The Presidential Race At 26.2 Miles

Image from Politix
Paul Ryan may not be the first politician to stretch the truth but he may be the first to fabricate his athletic achievement.

An interview last week between Ryan and Hugh Hewitt contained the following dialogue:

* * *
HH: Are you still running?
PR: Yeah, I hurt a disc in my back, so I don’t run marathons anymore. I just run ten miles or yes.
HH: But you did run marathons at some point?
PR: Yeah, but I can’t do it anymore, because my back is just not that great.
HH: I’ve just gotta ask, what’s your personal best?
PR: Under three, high twos. I had a two hour and fifty-something.

* * *

Much to the Republican Party’s dismay, those darn fact checkers revealed that Ryan’s best time in any marathon was over four hours. As Nicholas Thompson put it: “That’s the difference between running and racing.” Ryan recently recanted; the spin, of course, was that this all occurred some ten years ago and his memory was naturally fuzzy.

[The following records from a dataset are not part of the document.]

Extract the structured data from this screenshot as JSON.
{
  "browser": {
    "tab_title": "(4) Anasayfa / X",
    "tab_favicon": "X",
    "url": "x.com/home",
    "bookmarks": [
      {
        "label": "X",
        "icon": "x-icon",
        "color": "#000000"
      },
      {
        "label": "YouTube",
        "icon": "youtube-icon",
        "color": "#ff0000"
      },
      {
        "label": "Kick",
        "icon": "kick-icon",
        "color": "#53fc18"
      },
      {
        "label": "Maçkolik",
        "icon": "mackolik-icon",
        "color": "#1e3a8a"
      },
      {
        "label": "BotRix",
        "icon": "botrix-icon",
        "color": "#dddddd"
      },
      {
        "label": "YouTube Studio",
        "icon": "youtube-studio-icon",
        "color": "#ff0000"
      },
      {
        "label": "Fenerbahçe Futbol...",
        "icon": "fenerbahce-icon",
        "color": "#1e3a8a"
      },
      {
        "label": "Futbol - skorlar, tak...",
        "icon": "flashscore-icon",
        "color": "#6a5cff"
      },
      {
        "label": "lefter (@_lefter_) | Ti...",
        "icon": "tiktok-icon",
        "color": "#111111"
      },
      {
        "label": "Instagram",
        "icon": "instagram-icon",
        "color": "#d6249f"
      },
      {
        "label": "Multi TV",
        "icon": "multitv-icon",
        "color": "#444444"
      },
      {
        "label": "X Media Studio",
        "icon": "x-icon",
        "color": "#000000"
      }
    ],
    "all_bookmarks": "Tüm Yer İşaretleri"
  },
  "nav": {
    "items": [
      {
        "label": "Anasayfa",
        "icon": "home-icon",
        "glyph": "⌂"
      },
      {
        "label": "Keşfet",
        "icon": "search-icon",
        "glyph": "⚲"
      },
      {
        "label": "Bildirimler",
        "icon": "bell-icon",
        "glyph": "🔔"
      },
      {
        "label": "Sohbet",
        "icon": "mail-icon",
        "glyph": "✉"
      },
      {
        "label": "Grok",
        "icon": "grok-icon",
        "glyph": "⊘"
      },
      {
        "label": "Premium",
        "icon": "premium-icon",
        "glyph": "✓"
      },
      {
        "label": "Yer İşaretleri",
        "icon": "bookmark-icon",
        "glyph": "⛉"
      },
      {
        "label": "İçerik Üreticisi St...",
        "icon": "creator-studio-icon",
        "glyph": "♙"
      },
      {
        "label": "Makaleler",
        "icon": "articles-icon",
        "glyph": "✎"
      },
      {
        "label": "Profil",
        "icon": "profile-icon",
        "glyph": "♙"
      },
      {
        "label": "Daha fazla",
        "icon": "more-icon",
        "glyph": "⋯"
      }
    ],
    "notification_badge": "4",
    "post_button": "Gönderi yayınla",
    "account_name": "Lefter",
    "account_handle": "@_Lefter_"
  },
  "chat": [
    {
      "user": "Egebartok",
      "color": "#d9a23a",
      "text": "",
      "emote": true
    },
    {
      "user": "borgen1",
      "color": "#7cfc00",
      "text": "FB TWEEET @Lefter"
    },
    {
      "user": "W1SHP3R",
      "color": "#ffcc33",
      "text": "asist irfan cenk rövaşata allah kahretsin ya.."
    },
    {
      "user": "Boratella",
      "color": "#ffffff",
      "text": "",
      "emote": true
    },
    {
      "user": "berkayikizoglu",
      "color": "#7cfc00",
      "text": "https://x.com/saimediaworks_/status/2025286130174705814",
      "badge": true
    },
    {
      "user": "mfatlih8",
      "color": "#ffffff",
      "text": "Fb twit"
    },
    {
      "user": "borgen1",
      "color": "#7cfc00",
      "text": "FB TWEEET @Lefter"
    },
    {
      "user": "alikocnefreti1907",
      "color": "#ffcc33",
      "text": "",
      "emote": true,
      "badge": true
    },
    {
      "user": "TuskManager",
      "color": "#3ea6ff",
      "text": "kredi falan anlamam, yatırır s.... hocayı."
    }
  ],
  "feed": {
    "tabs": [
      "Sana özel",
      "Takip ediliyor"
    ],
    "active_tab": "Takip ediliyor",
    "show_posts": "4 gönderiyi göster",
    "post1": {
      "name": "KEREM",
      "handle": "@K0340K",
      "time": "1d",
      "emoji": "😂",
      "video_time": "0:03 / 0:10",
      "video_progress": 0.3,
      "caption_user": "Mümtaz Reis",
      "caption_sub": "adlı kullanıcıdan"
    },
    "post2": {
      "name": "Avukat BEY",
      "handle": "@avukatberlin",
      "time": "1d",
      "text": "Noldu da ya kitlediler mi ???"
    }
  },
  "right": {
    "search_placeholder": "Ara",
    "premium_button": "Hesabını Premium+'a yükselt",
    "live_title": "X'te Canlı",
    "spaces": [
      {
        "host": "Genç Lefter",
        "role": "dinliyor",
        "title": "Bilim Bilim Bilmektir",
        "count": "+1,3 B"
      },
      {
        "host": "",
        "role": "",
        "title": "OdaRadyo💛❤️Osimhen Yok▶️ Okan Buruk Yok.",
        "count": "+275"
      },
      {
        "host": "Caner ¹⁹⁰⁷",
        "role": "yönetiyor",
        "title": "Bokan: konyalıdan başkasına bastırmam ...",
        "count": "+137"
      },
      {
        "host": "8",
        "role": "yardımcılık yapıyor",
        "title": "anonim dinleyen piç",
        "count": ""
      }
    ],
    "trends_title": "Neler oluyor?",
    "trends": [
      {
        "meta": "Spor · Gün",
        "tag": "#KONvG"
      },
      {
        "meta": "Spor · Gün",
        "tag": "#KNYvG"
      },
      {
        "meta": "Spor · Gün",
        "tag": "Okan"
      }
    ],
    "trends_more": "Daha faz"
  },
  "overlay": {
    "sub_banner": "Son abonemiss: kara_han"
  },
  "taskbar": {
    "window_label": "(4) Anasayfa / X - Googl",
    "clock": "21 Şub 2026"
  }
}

Anyone who has seriously run competitively, let alone run marathons, knows this explanation to be as shaky on the facts as the original assertion. The best times of any serious runner—like the best scores of any golfer—are firmly etched in one’s psyche. While I sometimes have trouble with my children’s names, I can remember my best high school hurdle times achieved more than 45 years ago. (Sigh!)

Can you imagine a golfer claiming to have shot in the low 70s when he had never broken 90?

It’s one thing to tell half-truths about Medicare, the country’s credit rating, or the closing of an auto plant; rabid supporters will never know the difference—or care even. But let’s draw the line at PERs, performance enhancing rhetoric.